The local practices which we discuss next are more subjective.  They are a result of interviews with modeling experts.   The BPMN standard includes a number of constructs which we feel should not have been included as they reduce understandability without adding any additional important capabilities.  These can be grouped broadly into two categories: implicit behaviors and overloaded elements.  As an example of the first, we believe that all branching should be in gateways.  BPMN allows multiple Sequence Flows in or out of Activities, which can provide the same branching as Gateways.  However, these are much harder to understand, especially for the non-expert.  The BPMN standard includes a particularly opaque example with 3 Sequence Flows out of an Activity and a mix of conditions on the Sequence Flows.  BPMN also includes several elements which support combining multiple, independent elements into a single one.  Multiple Events allow a single symbol to indicate that multiple Events can occur at a location in the model.  The notation does not communicate any information about the types of those events, which can be mixed.  Fortunately, not all products support these, but if yours does, do not use it.  Obviously, these recommendations are based on subjective judgements, and other experts may disagree with some of them.  Our over-riding principle in evaluating a process model is that the simplest and clearest model which will do the job correctly is the best.

We have been using the techniques described here for nearly ten years in our practice and have found that the results of this analysis align well with the judgements of experienced process modelers.  They have demonstrated usefulness in several ways.
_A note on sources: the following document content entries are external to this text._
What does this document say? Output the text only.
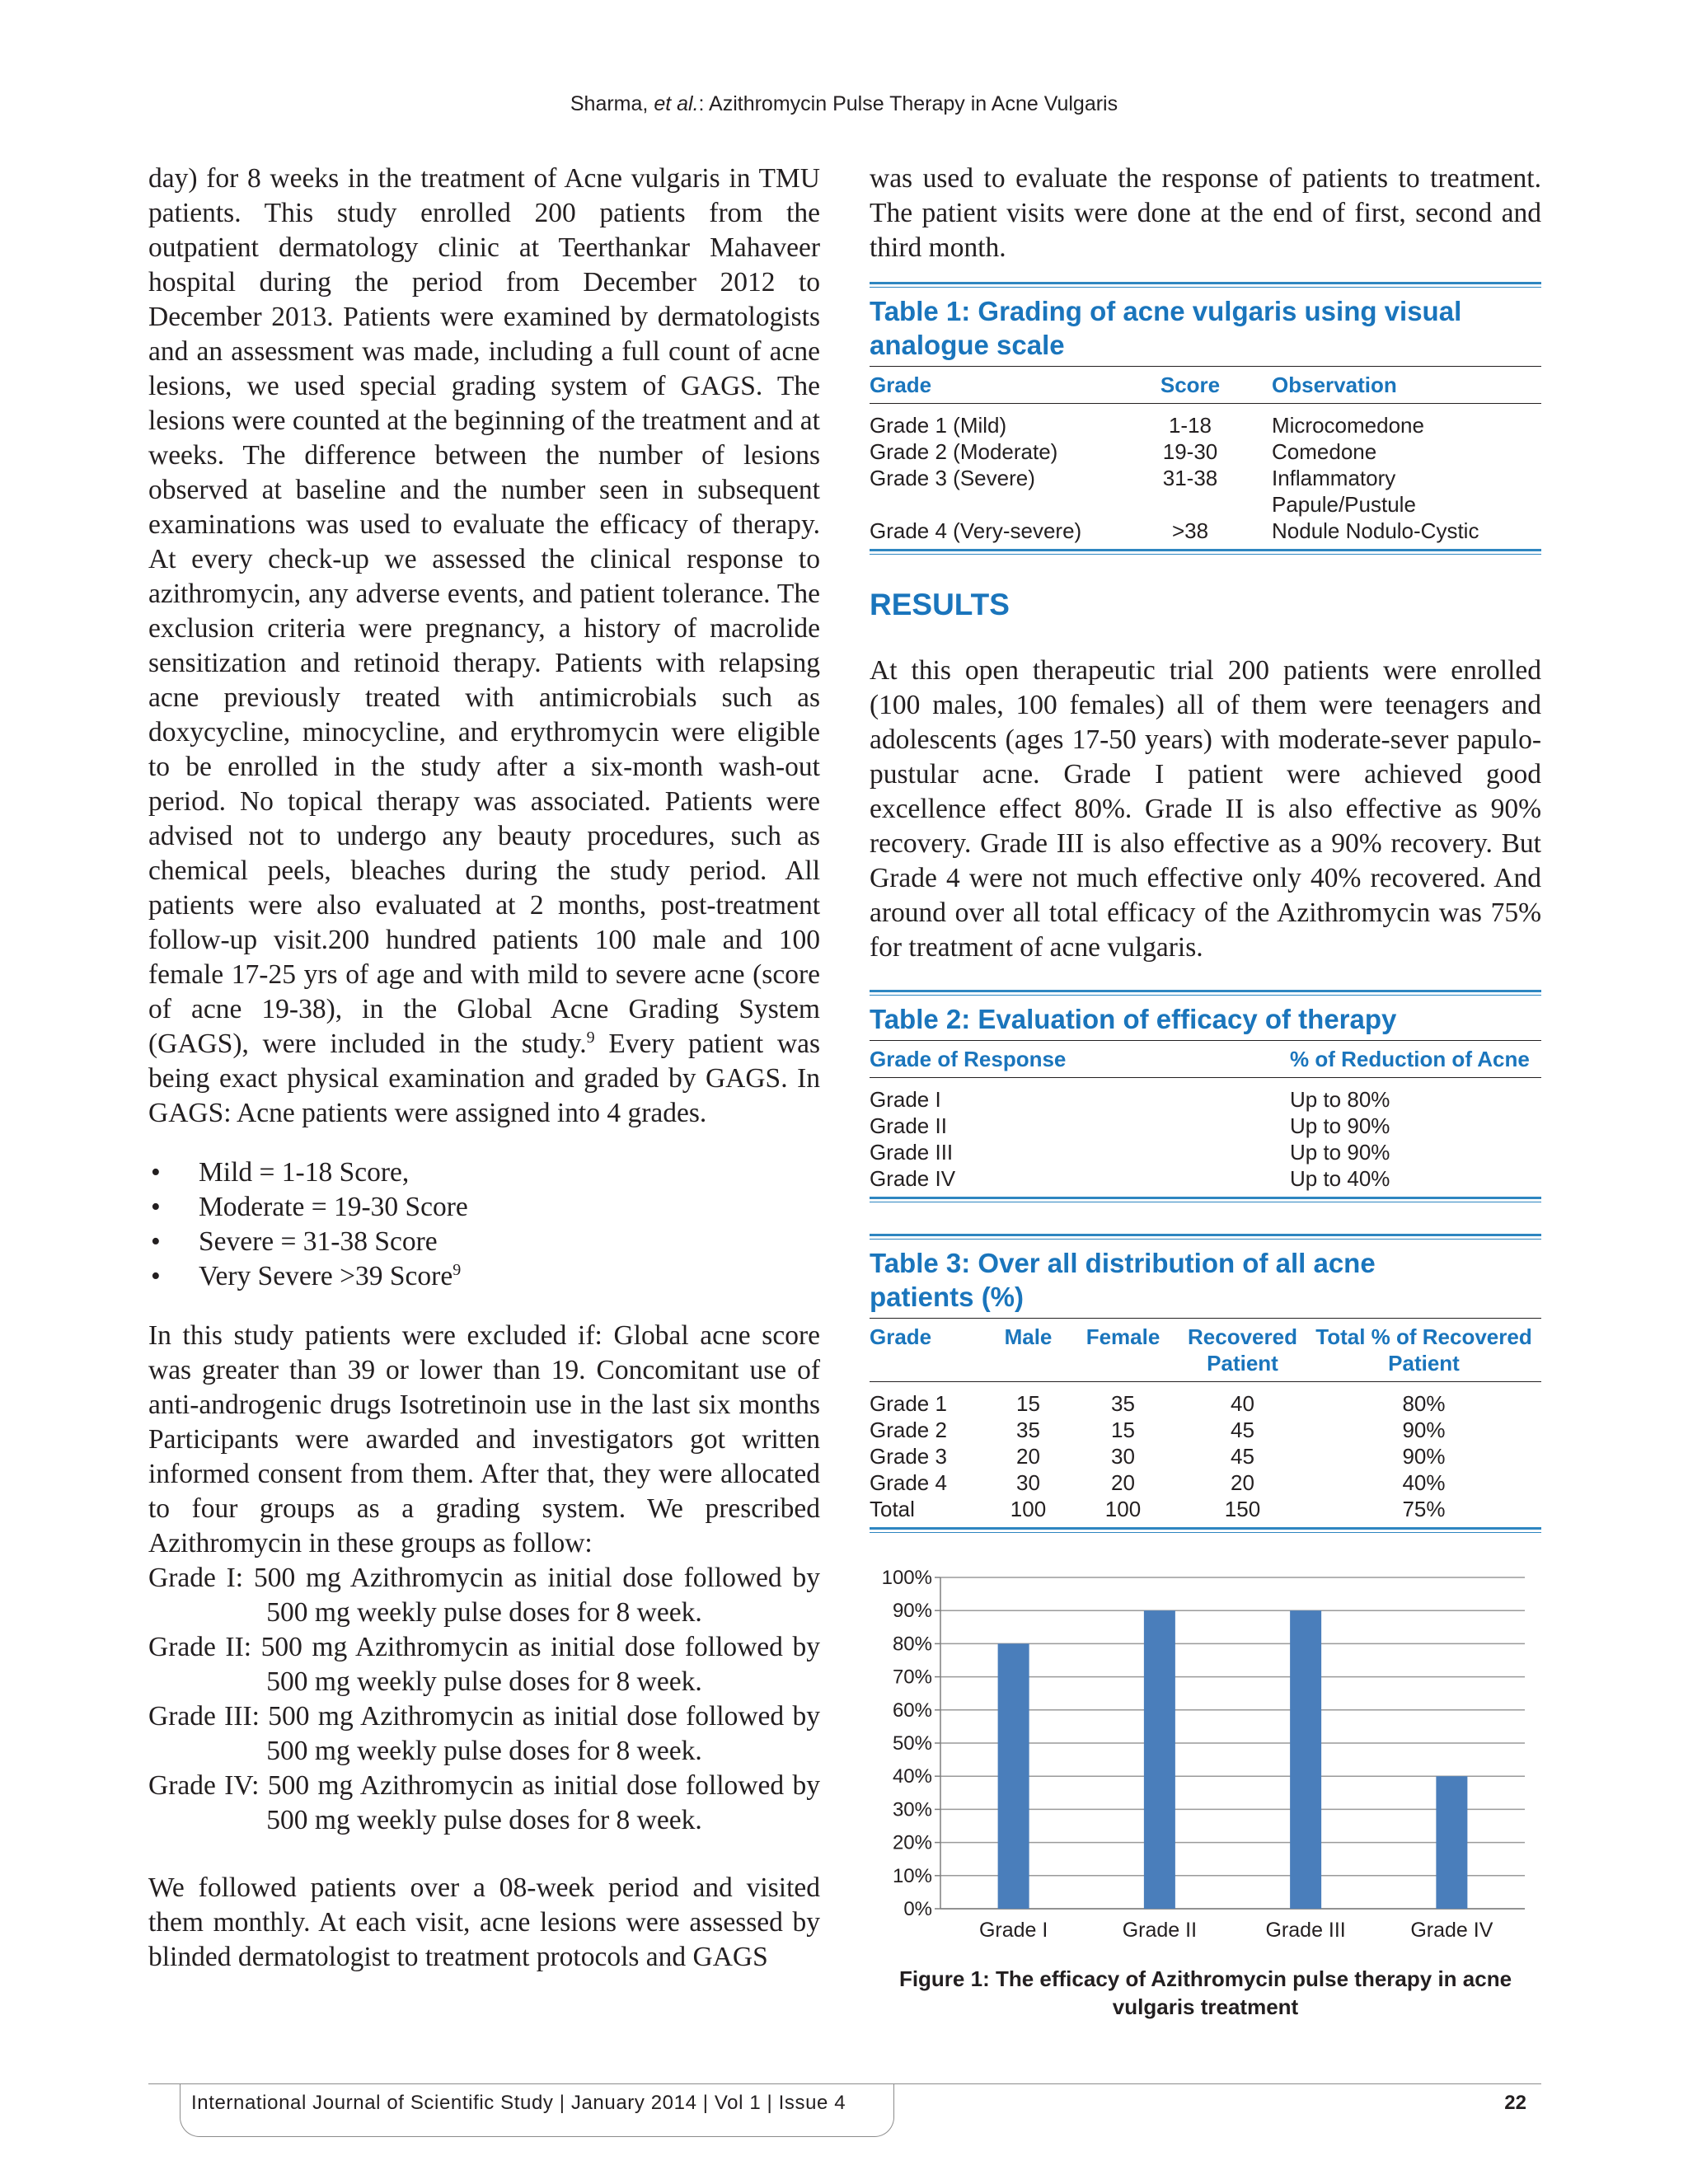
Sharma, et al.: Azithromycin Pulse Therapy in Acne Vulgaris

day) for 8 weeks in the treatment of Acne vulgaris in TMU patients. This study enrolled 200 patients from the outpatient dermatology clinic at Teerthankar Mahaveer hospital during the period from December 2012 to December 2013. Patients were examined by dermatologists and an assessment was made, including a full count of acne lesions, we used special grading system of GAGS. The lesions were counted at the beginning of the treatment and at weeks. The difference between the number of lesions observed at baseline and the number seen in subsequent examinations was used to evaluate the efficacy of therapy. At every check-up we assessed the clinical response to azithromycin, any adverse events, and patient tolerance. The exclusion criteria were pregnancy, a history of macrolide sensitization and retinoid therapy. Patients with relapsing acne previously treated with antimicrobials such as doxycycline, minocycline, and erythromycin were eligible to be enrolled in the study after a six-month wash-out period. No topical therapy was associated. Patients were advised not to undergo any beauty procedures, such as chemical peels, bleaches during the study period. All patients were also evaluated at 2 months, post-treatment follow-up visit.200 hundred patients 100 male and 100 female 17-25 yrs of age and with mild to severe acne (score of acne 19-38), in the Global Acne Grading System (GAGS), were included in the study.$^9$ Every patient was being exact physical examination and graded by GAGS. In GAGS: Acne patients were assigned into 4 grades.

• Mild = 1-18 Score,
• Moderate = 19-30 Score
• Severe = 31-38 Score
• Very Severe >39 Score$^9$

In this study patients were excluded if: Global acne score was greater than 39 or lower than 19. Concomitant use of anti-androgenic drugs Isotretinoin use in the last six months Participants were awarded and investigators got written informed consent from them. After that, they were allocated to four groups as a grading system. We prescribed Azithromycin in these groups as follow:

Grade I: 500 mg Azithromycin as initial dose followed by
500 mg weekly pulse doses for 8 week.
Grade II: 500 mg Azithromycin as initial dose followed by
500 mg weekly pulse doses for 8 week.
Grade III: 500 mg Azithromycin as initial dose followed by
500 mg weekly pulse doses for 8 week.
Grade IV: 500 mg Azithromycin as initial dose followed by
500 mg weekly pulse doses for 8 week.

We followed patients over a 08-week period and visited them monthly. At each visit, acne lesions were assessed by blinded dermatologist to treatment protocols and GAGS

was used to evaluate the response of patients to treatment. The patient visits were done at the end of first, second and third month.

Table 1: Grading of acne vulgaris using visual analogue scale
Grade	Score	Observation
Grade 1 (Mild)	1-18	Microcomedone
Grade 2 (Moderate)	19-30	Comedone
Grade 3 (Severe)	31-38	Inflammatory Papule/Pustule
Grade 4 (Very-severe)	>38	Nodule Nodulo-Cystic
RESULTS

At this open therapeutic trial 200 patients were enrolled (100 males, 100 females) all of them were teenagers and adolescents (ages 17-50 years) with moderate-sever papulo-pustular acne. Grade I patient were achieved good excellence effect 80%. Grade II is also effective as 90% recovery. Grade III is also effective as a 90% recovery. But Grade 4 were not much effective only 40% recovered. And around over all total efficacy of the Azithromycin was 75% for treatment of acne vulgaris.

Table 2: Evaluation of efficacy of therapy
Grade of Response	% of Reduction of Acne
Grade I	Up to 80%
Grade II	Up to 90%
Grade III	Up to 90%
Grade IV	Up to 40%
Table 3: Over all distribution of all acne patients (%)
Grade	Male	Female	Recovered Patient	Total % of Recovered Patient
Grade 1	15	35	40	80%
Grade 2	35	15	45	90%
Grade 3	20	30	45	90%
Grade 4	30	20	20	40%
Total	100	100	150	75%
0%
10%
20%
30%
40%
50%
60%
70%
80%
90%
100%
Grade I	Grade II	Grade III	Grade IV
Figure 1: The efficacy of Azithromycin pulse therapy in acne vulgaris treatment
International Journal of Scientific Study | January 2014 | Vol 1 | Issue 4	22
  • Most fundamentally, they help us produce process models which are correctly understood by all stakeholders.
  • They serve as a valuable training aid for new modelers, providing consistent feedback and evaluation.
  • For large teams, they improve the consistency so that processes from all modelers follow the same practices.
  • They help scale a scarce resource, expert process modelers.


This has been a very short and incomplete introduction to BPM quality measurement.  Our goal is not to show you what to measure or how, but to open your mind to the idea that it is both possible and useful to apply metrics to you BPM development projects.  For readers who want to dive deeper into this topic, we recommend starting with Jan Mendling’s dissertation (available along with his more recent research at  It can be a challenging journey, but is worth the effort.